We solve problem #1 in three easy steps:
(That method is described in more details by Greg Robidoux in MSSQLTips)
First: Add "Data Conversion" task between Source and Destination:
Second: Inside "Data Conversion" task we check "UColumn" column for data Input.
 Then will change data type to "string [DT_STR]" and correct column's length to 10 characters.
 Leave "Output Alias" as "Copy of UColumn" by default and press OK.

 As a third step we open OLE DB destination and redirect new column:

 As a result we have data transformation task without any validation errors:

However, when we try to execute it we immediately have an error during conversion:
How come? Why SSIS can't convert unicode string into non-unicode?

Look at the error:

"[Data Conversion [39]] Error: Data conversion failed while converting column "UColumn" (34) to column "Copy of UColumn" (47).  The conversion returned status value 4 and status text "Text was truncated or one or more characters had no match in the target code page."."

SSIS simply can't translate unicode character to the default dataset. That is understandable, but how to get rid of that annoying extra symbol? Why just simply not ignore it?

Problem 3.

Will try to solve problem #1 differently, by adding "Derived Column" task instead of "Data Conversion":
 Will use formula "(DT_STR, 10, 1252) [UColumn]" and give column name for a new column how it was before "Copy of UColumn".
After little adjustments within OLE DB Destination our task has to look like this:

After we try to execute the package we got an error on the conversion step:


Error is little bit different. This time it does not say anything about mismatch, only about truncation:
"[Derived Column [52]] Error: The "component "Derived Column" (52)" failed because truncation occurred, and the truncation row disposition on "output column "Copy of UColumn" (62)" specifies failure on truncation. A truncation error occurred on the specified object of the specified component."

Why it is saying about truncation???
I've tried following code: "(DT_STR,10,1252)SUBSTRING(UColumn,1,4)", which also failed, while "(DT_STR,10,1252)SUBSTRING(UColumn,1,3)" worked perfectly.

That means during "Derived Column" conversion, SSIS can't even correctly recognize the problem.

Solution.

At this point somebody would offer to use a query to convert the data on the source.
That totally works with SQL Server, MySQL and Oracle, but if you have Text or Excel file that would be a problem.
Also, somebody can give up and change column's data type in the source to unicode, or just make a trick and use unicode-based staging table for two step conversion.

However, I wouldn't write this blog if I hadn't have a solution.
In my case to solve that problem I've used "Script Component" - one of the the most scariest components in SSIS.

When you place "Script Component" into "Data Flow" task it immediately asked about type of component you want.

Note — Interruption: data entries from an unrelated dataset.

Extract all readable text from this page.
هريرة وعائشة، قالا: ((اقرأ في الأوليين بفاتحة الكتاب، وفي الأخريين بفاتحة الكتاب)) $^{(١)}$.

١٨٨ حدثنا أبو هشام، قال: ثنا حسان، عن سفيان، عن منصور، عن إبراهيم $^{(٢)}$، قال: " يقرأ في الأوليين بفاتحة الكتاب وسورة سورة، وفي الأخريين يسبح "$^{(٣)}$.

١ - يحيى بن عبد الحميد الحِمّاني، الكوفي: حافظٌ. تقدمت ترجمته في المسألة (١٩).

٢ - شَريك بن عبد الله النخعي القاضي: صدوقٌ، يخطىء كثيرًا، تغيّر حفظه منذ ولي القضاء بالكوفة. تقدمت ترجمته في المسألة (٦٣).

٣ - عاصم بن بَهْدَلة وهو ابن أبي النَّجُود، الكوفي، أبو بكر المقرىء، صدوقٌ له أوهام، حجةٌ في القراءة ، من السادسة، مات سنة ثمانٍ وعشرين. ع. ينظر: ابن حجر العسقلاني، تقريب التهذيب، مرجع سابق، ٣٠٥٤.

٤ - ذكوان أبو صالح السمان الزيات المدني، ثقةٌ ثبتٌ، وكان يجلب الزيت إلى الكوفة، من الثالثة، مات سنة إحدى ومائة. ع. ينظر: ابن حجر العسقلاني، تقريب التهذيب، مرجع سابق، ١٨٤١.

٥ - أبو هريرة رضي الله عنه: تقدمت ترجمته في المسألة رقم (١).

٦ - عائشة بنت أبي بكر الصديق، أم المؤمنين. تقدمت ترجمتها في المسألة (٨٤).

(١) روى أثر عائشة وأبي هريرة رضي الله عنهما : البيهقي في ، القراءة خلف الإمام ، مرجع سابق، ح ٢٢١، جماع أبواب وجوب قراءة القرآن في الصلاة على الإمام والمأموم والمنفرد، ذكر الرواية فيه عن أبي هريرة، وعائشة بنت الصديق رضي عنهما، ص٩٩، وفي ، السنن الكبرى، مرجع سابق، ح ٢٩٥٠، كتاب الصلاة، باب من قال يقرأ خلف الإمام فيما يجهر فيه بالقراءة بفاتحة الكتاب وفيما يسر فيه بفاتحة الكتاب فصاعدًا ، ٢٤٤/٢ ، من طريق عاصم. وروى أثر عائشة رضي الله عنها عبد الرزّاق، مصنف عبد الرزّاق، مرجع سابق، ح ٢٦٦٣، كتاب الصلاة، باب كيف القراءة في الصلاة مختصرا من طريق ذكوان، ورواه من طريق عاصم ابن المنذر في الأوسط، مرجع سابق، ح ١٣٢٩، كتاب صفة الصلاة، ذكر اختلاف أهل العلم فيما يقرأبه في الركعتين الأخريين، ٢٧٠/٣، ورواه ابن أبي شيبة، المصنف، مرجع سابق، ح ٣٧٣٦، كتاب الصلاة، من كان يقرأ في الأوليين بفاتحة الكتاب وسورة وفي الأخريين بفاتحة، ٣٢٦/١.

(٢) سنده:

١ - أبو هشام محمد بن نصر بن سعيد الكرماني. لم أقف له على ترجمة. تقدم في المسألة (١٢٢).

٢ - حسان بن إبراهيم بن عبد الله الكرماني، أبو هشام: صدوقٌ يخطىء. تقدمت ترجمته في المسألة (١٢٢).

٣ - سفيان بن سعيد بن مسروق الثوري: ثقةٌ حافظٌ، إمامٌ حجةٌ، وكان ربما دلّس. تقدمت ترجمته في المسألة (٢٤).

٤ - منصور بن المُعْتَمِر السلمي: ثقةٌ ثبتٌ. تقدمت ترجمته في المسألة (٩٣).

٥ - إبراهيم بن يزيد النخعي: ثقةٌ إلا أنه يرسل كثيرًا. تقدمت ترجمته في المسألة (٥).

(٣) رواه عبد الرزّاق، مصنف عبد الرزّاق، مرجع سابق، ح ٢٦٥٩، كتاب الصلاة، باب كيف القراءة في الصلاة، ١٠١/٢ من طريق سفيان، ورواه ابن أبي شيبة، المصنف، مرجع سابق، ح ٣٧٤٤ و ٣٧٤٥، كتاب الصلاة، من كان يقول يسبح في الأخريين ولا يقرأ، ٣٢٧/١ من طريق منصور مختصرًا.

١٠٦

In our case we need third option: transformation:

Then put new component between source and destination like this:
Click on the "Script Component" and in "Input Columns" section select input column "UColumn"

Then in "Inputs and Outputs" select "Output Columns" and click "Add Column".  

After new column is added rename it to "NUColumn", change it's type to "string "DT_STR" and fix string length by making it "10"

After that you are ready for "Script" section specify "Visual Basic" and click Edit Script.

When Visual Studio window will open in a procedure called "Input0_ProcessInputRow" add a line of code: "Row.NUColumn = Row.UColumn.ToString()" like this:


Then close Visual Studio and click OK in "Script Component".

 After that "OLE DB Destination" will need some adjustments, but when it is fixed your package should work perfectly:


Package finished without any error, but destination table still has some problems:

The unicode character has been replaced by question mark.
You might be OK with that or you can add one more step to replace it by empty space if you are 100% sure that you do not have question marks in your text.

Anyway, that is not easy, but possible way to get rid of unicode characters in SSIS data source.